Articolo di Alice Picco
“Noi trattiamo con molta più cura le nostre capre e i nostri bufali, rispetto a come loro trattano i pazienti”.
Questa è l’opinione comune di molte donne del villaggio di Santhal al Birbhum, situato nella regione orientale dell’India, riguardo al trattamento che le partorienti subiscono una volta giunte negli ospedali pubblici. Queste donne sono consapevoli dei rischi che comporta il parto in casa, senza nessuna assistenza medica, tuttavia preferiscono non andare in ospedale. Il perché si potrebbe facilmente riassumere con un’altra citazione, questa volta di un giovane medico che in un ospedale pubblico ci lavora: “Tutti i miei compagni del corso hanno preso a schiaffi le pazienti. È quasi un rito di passaggio”.
Già, è a dir poco allucinante: sono i medici stessi, quelli che dovrebbero incoraggiare e sostenere e ovviamente aiutare le donne a partorire, che deridono, scherniscono e picchiano.

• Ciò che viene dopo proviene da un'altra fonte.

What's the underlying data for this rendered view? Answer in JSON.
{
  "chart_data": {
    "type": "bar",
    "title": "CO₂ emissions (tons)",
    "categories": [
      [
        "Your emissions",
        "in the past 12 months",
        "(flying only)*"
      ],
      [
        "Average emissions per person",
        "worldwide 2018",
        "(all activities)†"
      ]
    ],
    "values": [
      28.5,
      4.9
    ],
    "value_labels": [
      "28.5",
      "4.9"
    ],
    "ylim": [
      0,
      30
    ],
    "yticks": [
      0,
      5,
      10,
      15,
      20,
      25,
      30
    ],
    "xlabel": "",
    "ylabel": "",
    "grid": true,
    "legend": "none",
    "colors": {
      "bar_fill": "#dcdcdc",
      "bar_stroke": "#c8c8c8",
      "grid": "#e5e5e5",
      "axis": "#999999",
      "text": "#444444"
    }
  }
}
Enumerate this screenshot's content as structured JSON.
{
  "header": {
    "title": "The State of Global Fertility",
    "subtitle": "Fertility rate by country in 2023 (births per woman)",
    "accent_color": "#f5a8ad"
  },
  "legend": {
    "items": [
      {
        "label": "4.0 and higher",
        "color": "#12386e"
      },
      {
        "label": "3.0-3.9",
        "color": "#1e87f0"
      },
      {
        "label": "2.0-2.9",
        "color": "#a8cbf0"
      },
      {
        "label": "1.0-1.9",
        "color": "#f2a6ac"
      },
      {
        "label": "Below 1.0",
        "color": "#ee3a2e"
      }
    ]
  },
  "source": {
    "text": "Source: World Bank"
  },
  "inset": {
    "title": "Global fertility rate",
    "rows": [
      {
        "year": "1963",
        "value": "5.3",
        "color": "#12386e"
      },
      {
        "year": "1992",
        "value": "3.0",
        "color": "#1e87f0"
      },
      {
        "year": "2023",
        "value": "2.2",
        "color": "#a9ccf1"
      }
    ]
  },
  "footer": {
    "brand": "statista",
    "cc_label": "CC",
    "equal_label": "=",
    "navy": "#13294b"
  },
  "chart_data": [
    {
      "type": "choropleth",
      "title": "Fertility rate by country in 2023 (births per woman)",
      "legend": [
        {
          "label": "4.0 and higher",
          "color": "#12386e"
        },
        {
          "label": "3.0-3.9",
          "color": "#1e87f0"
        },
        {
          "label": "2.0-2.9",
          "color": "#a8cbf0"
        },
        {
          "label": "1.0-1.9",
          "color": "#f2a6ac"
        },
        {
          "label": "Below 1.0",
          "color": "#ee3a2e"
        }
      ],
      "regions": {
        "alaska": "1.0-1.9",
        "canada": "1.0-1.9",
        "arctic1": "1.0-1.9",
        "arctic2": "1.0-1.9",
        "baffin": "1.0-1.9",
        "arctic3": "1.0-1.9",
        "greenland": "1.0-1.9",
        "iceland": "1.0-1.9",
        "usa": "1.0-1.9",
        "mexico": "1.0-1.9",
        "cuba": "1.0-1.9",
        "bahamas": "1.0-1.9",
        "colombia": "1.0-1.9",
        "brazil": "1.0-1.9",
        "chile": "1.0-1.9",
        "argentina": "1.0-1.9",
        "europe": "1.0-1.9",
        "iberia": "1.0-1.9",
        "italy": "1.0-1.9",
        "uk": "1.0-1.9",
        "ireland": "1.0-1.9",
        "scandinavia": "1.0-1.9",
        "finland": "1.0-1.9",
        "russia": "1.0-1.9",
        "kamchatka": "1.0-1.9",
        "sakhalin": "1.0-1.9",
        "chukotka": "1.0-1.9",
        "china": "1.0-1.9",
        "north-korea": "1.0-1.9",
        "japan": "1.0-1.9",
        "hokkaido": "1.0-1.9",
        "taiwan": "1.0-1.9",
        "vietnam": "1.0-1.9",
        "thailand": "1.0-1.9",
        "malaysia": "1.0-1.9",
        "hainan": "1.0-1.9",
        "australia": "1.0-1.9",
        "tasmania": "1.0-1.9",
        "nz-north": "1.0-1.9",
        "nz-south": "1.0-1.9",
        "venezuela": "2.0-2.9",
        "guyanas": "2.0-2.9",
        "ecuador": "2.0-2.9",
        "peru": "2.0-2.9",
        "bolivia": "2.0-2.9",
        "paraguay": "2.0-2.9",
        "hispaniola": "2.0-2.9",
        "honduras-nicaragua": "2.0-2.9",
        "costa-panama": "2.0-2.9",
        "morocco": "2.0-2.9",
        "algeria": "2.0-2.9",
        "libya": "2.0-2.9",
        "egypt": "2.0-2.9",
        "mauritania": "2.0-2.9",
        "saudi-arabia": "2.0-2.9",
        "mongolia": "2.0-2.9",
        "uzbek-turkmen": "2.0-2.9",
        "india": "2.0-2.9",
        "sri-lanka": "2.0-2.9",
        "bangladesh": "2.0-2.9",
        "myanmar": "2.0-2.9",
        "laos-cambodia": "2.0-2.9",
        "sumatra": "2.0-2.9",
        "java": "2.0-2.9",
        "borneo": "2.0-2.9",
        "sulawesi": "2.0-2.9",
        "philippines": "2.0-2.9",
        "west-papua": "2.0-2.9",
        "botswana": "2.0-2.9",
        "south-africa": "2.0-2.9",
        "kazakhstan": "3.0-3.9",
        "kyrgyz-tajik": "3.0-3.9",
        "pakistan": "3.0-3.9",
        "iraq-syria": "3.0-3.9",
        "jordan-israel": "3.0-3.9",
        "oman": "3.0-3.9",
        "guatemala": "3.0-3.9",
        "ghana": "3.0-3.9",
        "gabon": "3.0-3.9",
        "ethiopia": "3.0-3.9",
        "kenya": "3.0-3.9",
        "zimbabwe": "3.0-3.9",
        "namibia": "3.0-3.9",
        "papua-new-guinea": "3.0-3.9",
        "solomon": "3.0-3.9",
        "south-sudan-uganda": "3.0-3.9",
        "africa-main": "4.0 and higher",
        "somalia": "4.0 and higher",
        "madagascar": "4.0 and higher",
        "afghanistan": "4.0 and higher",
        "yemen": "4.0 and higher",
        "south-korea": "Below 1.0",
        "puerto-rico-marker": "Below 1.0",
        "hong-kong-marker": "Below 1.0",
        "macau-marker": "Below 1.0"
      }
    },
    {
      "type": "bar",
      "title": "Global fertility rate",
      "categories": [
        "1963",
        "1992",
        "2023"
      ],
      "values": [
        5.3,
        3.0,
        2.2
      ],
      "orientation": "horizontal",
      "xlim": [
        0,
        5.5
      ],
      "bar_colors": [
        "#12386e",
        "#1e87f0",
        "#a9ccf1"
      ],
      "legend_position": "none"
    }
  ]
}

Non solo questi dottori si permettono di comportarsi in un modo che definire becero è decisamente eufemistico, ma sono anche in un qualche modo protetti dallo Stato. È infatti del 2005 l’introduzione da parte del governo indiano di un programma che prevede un compenso economico per le donne che decidono di partorire in ospedale, programma che a prima vista sembrerebbe piuttosto intelligente. A prima vista, appunto. Scavando meglio si scopre che il governo indiano compie sì delle ricerche all’interno degli ospedali, ma solamente per quanto riguarda il livello di igiene e le infrastrutture, senza curarsi minimamente del comportamento del personale e del rapporto medico-paziente.
Certo, il tasso di mortalità è sceso di molto, questo è un dato importante. Ma chi si occupa delle donne? Chi si ferma un attimo a pensare a quello che queste donne, già in condizioni critiche, subiscono all’interno di una struttura che dovrebbe farle sentire al sicuro e invece le maltratta? Chi si cura della salute anche psicologica di queste donne? Non certo il solerte governo indiano.